Hamlet, o intelectual
Se a filosofia nesta comédia sombria é perpassada por ação intensa, em “Hamlet” ela é o próprio foco, na figura do príncipe titubeante da Dinamarca. Após ter uma visão do fantasma do pai que revela ter sido assassinado pelo irmão, ele enfrenta o dilema de vingar-se ou não do tio, como e quando.
Galã
Um segundo evento sobre Shakespeare acontece dia 27, às 15h30, no Ave Lola Espaço de Criação (R. Portugal, 339, São Francisco), (41) 2112-9924. O ator Thiago Lacerda e os professores Stephan Baumgärtel (UDESC) e Liana de Camargo Leão (UFPR) debaterão sobre as montagens que Thiago traz nesse Festival. A mediação será de Lúcia Camargo, ex-curadora do evento. A entrada é franca.
“Ele não é mais o herói grego, protegido por um deus, e sim toma o destino em suas próprias mãos”, explica a professora Célia Arns de Miranda (UFPR), que dará aula sobre essa tragédia. “Shakespeare é insuperável em retratar o conflito interior. Para os gregos, o destino é soberano, mas para ele o homem é o seu próprio destino. Shakespeare dá início à lenta e implacável crise do herói moderno quando põe em cena Hamlet, o quase-herói.”
A relação entre destino e poder decisório também é central em “Macbeth”, tragédia que será abordada pela professora Anna Stegh Camati (Uniandrade) no último dia de curso. Ao ouvir a predição de que será rei, o capitão Macbeth decide apressar as coisas, com o auxílio da esposa, e assassinar o rei atual. O que se sucede é um banho de sangue e um mergulho na loucura, ficando aberta a reflexão de qual a influência do sobrenatural sobre os homens.
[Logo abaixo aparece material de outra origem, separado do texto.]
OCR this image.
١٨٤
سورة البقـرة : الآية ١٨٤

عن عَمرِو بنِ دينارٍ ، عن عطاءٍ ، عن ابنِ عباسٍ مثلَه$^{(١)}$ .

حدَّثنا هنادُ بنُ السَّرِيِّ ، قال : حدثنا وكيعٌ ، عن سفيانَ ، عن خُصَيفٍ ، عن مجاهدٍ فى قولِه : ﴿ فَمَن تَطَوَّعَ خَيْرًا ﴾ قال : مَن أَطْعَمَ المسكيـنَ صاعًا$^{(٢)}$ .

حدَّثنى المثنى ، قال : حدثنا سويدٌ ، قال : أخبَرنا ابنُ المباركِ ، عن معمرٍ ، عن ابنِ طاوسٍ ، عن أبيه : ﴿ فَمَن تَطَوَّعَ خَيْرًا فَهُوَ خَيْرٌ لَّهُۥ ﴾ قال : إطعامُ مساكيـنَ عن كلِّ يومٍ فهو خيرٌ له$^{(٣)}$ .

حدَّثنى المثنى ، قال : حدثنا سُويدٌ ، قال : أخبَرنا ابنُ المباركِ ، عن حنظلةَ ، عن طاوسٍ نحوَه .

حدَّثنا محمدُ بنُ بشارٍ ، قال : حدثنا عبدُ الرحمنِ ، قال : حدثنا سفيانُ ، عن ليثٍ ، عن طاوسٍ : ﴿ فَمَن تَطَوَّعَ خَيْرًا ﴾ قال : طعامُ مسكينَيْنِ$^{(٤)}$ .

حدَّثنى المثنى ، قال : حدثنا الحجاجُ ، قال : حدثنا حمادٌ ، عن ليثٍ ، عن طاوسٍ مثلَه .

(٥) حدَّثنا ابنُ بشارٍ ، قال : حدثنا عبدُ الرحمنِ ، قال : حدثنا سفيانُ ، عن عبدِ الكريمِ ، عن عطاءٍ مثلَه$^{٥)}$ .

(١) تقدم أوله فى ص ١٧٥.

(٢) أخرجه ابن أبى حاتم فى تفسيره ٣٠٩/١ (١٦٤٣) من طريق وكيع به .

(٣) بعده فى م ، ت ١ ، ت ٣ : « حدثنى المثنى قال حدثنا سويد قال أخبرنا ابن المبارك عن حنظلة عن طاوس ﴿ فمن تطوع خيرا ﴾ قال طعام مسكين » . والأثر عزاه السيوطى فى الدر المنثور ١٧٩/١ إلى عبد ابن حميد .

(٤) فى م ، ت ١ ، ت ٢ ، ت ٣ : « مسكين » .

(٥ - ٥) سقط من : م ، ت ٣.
“Além de versar sobre o trágico e a natureza humana, também abordo a dimensão política da peça de Shakespeare em seu contexto sócio-cultural”, disse à Gazeta do Povo a professora Anna. “Aspectos como a vilania e a legitimação da violência, gerados pela ideologia do absolutismo monárquico, e questões sobre a função das bruxas no contexto ficcional da tragédia também serão examinadas.”
5 versos de “Medida por medida”, de Shakespeare, que assemelham a Inglaterra do século 17 ao Brasil de hoje
“Nós temos leis e estatutos severos – que não cumprimos há 19 anos.”
“A liberdade abusa da justiça.”
“As nossas leis estão mortas.”
“Uma coisa é sentir a tentação. Outra é cair.”
“O que importa a lei, se é um ladrão que julga o outro?”